An escalating 2-tiered clarification process was used if the site research coordinator was unable to classify a TTE. First, the research coordinator completed a clarification request form with deidentified information to request the site principal investigator to classify the TTE. All site principal investigators were echocardiographers with Level III training. If the site principal investigator was unable to classify the TTE, then the deidentified clarification request form was forwarded to a clarification committee consisting of 3 senior study investigators, each from a different institution (R.S.B., R.B.W., J.E.).
Data collection and management
Data management was centrally coordinated by the Applied Health Research Centre (AHRC), an academic research organization at St. Michael’s Hospital in Toronto, Canada. The AHRC created and hosted a secure, web-based database using Research Electronic Data Capture (REDCap) software (REDCap Consortium, The Vanderbilt University, Nashville, Tennessee) (18). Data was collected by each site research coordinator on an ongoing basis. For each TTE ordered by a participating site physician, the research coordinator entered the deidentified physician study identification, date of TTE, and AUC data (if the TTE was classifiable, the appropriateness and indication number, and details of any assistance required for clarification). Data management on completeness, and preparation and distribution of the intervention and monthly feedback reports to physicians in the intervention group was performed at the AHRC.
The primary outcome was comparing the proportion of rA TTEs ordered between the 2 treatment groups. Secondary outcomes included: 1) the overall TTE ordering volume per group; 2) the proportion of rA-ordered TTEs over time; and 3) the most common indications for TTEs based on appropriateness category.
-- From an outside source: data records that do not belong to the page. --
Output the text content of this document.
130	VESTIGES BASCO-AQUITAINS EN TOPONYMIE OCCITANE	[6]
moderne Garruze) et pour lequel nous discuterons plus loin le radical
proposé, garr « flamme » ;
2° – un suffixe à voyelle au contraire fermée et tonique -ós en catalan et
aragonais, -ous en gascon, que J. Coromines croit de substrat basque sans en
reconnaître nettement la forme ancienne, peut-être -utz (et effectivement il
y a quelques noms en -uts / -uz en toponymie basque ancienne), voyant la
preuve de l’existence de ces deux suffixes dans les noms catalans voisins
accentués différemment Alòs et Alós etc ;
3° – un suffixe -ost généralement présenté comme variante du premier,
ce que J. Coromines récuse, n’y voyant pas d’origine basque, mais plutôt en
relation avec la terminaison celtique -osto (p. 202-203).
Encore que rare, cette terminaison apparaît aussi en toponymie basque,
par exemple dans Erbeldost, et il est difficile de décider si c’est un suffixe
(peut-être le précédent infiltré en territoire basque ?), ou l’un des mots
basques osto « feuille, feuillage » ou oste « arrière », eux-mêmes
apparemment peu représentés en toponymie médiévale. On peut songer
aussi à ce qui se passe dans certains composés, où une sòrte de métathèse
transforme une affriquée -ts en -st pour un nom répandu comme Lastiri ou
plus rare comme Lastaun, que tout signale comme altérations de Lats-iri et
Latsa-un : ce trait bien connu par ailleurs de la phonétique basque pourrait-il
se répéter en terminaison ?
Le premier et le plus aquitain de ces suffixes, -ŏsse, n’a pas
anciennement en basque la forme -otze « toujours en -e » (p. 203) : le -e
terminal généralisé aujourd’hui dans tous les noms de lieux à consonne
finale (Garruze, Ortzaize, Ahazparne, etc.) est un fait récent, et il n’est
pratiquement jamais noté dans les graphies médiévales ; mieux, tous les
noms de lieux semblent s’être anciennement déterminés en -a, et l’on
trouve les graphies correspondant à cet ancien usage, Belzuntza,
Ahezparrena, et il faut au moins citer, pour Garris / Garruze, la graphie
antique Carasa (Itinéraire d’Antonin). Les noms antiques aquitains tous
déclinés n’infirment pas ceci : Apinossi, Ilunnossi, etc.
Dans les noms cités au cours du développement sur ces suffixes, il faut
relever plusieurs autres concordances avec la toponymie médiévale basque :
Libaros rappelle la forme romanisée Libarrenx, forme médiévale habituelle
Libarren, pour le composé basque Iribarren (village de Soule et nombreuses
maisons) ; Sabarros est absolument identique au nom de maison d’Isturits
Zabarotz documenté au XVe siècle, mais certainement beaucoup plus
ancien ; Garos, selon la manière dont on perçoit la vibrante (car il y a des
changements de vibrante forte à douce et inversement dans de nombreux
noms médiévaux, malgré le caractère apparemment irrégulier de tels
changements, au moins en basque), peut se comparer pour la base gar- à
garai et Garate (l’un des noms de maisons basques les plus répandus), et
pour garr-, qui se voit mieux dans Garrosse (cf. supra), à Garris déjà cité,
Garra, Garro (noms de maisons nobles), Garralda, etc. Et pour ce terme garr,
An intention-to-treat approach was taken throughout analysis of the outcomes. All of the analyses were planned a priori. The physicians were the unit of randomization and measurement in this analysis. The primary outcome, the proportion of rA TTEs ordered, was analyzed using a beta-binomial regression model. The treatment effect was expressed as an odds ratio (OR) with a 95% confidence interval (CI). This outcome was first analyzed for all physicians and then, as a planned secondary analysis, for only those physicians who ordered at least 1 TTE per month while they were in the study. The secondary outcome, total number of TTEs ordered, was analyzed with a Poisson regression model including the logarithm of length of observation time as an offset term. The treatment effect was expressed as a rate ratio with 95% CIs. Unlike the other analyses, investigation of TTE ordering over time treated individual TTEs as the unit of analysis and inference. A logistic generalized estimating equation was constructed to estimate the proportion of rA TTEs between treatment groups across study time. All of the models described in the preceding text investigated the impact of treatment on outcomes while adjusting for physician specialty (cardiology or general practitioner). We also planned an exploratory analysis estimating the proportion of rA-ordered TTEs with only the cardiologist subjects. Subgroup analyses were performed for physician location (American vs. Canadian), type of physician, and hospital using an interaction between the treatment group and the subgroup variable with the proportion of rA TTEs as outcome. In addition to regression, the most common indications for rA, A, and mA TTEs were summarized descriptively.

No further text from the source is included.